Outre les notes placées au bas des pages, le volume contient une Introduction qui explique le sens et la portée des documents publiés. L’auteur y résume d’abord les travaux de la Constituante en matière d’instruction publique, et reproduit à ce propos une pièce si peu connue qu’on pourrait la qualifier d’inédite — une Notice de Camus sur les décrets de la Constituante concernant l’éducation et l’instruction publique, les sciences et les beaux-arts. Il donne ensuite quelques détails sur la création du Comité d’instruction publique, ses attributions, sa composition ; et énumère, pour terminer, les sources de renseignements que possèdent les Archives nationales sur l’œuvre de ce Comité.

L’Index alphabétique et analytique des matières, des noms de lieux et des noms de personnes, dont nous avons déjà parlé, a été fait sur le modèle des célèbres Tables de Camus pour les procès-verbaux des Assemblées de la Révolution. Un pareil index, on peut le dire, double la valeur d’une publication historique ; et il est bien à regretter que nombre d’historiens aujourd’hui reculent devant la fatigue et les frais d’un tel travail. Rien n’est plus long en effet et plus minutieusement délicat ; mais rien n’est plus précieux pour le lecteur.

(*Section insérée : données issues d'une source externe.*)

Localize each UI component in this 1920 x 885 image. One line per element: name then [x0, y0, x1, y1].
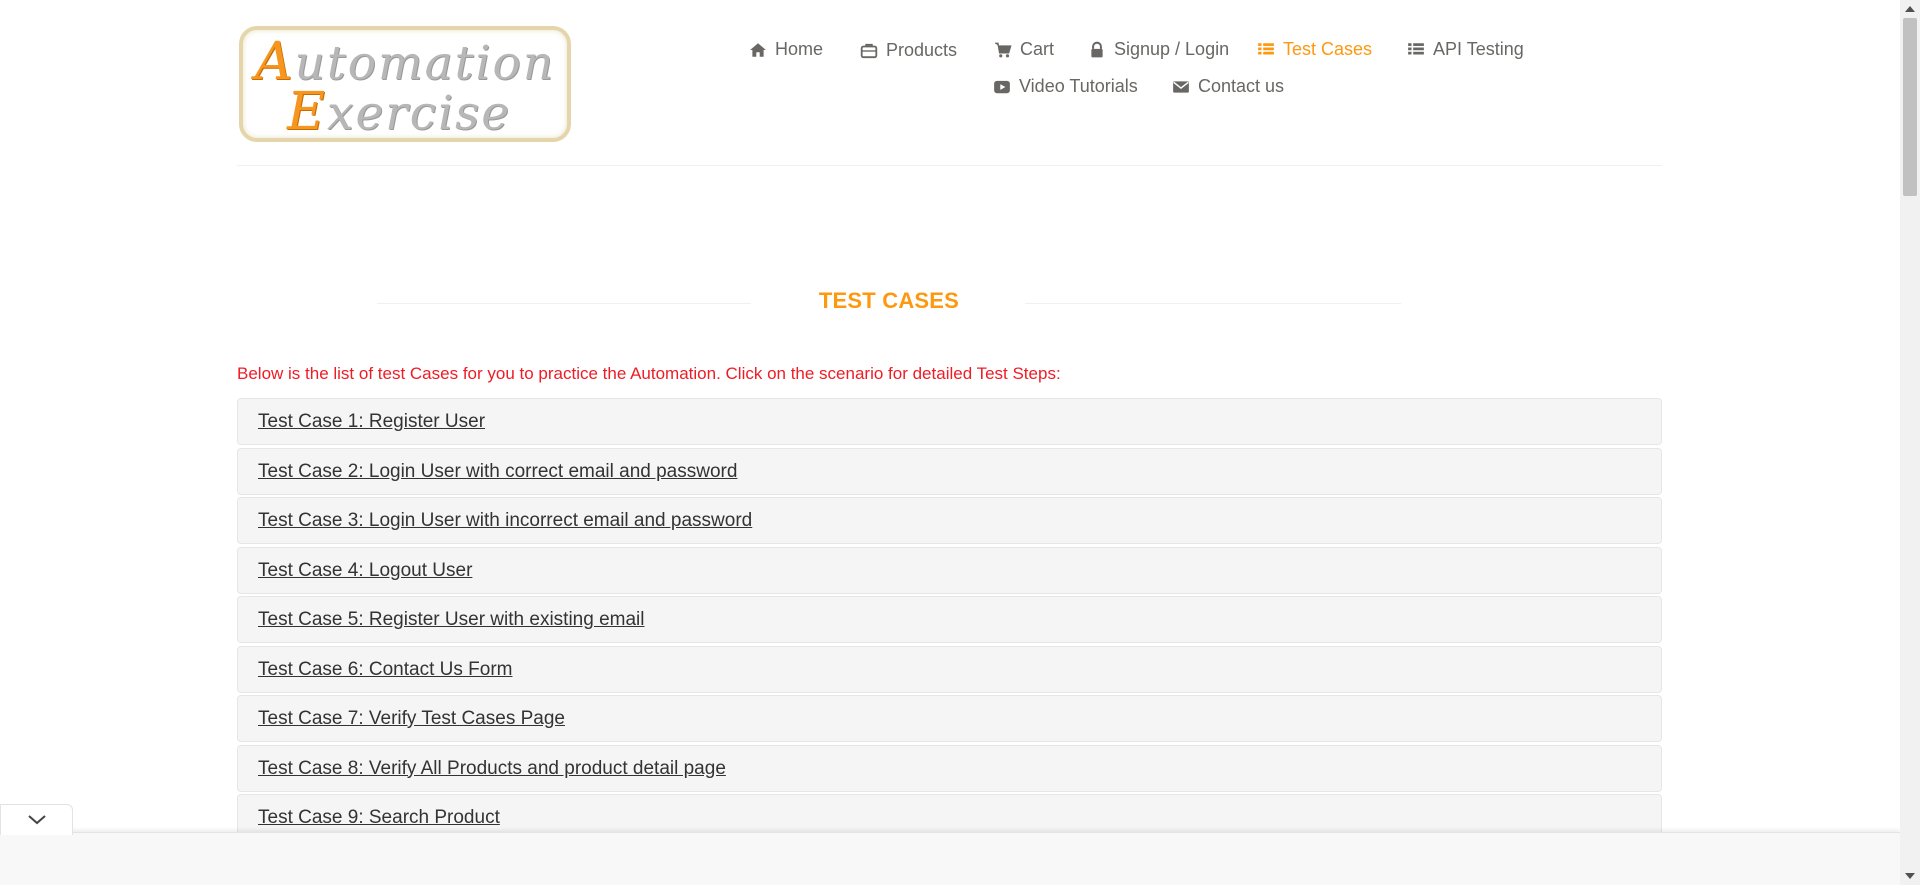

M. Guillaume a fait de son Index un chef-d’œuvre du genre, tant il a apporté de sûreté dans la méthode et de soin dans l’exécution.

L’ouvrage que nous venons d’analyser n’est pas, on l’a suffisamment compris, un livre de lecture courante destiné au grand public ; c’est surtout un recueil de documents à l’usage des travailleurs spéciaux ; et néanmoins il est vrai de dire que, sans connaissances spéciales, chacun pourra s’orienter dans ce gros volume, en parcourir, avec un plaisir pareil à celui que nous avons éprouvé nous-même, les pages les plus intéressantes, et y recueillir facilement sur bien des points des renseignement exacts, des notions vraies et des impressions justes à opposer, puisqu’il en est encore besoin, à la légende vivace, quoique absurde, du vandalisme révolutionnaire.

  1. Un volume grand in-8o, xxiv-540 pages. Imprimerie nationale et librairie Hachette.
  2. Voir la Revue pédagogique du 15 mai 1883, p. 427.
  3. Voir les jugements portés sur cette consciencieuse étude — complétée par les articles Conseil des Cinq-Cents, Conseil des Anciens, Livres élémentaires de la première République, Ecoles centrales, Consulat, et les biographies de Mirabeau, Sieyès, Daunou, Romme, Lepelletier, Lakanal, etc, — par M, Georges Pouchet (La loi du 29 frimaire, Paris, 1883, p. 12), par M. G. Compayré (Histoire de la pédagogie, p. 328), et tout récemment par un publiciste anglais, M. A. Jamson Smith (The educational work of the French revolutionists, mémoire publié dans les Proceedings of the Binningham Philosophical Society, 1889).
  4. Le taux des pensions accordées par le décret aux membres des congrégations variait de 900 à 1200 livres pour les hommes, de 500 à 700 livres pour les femmes.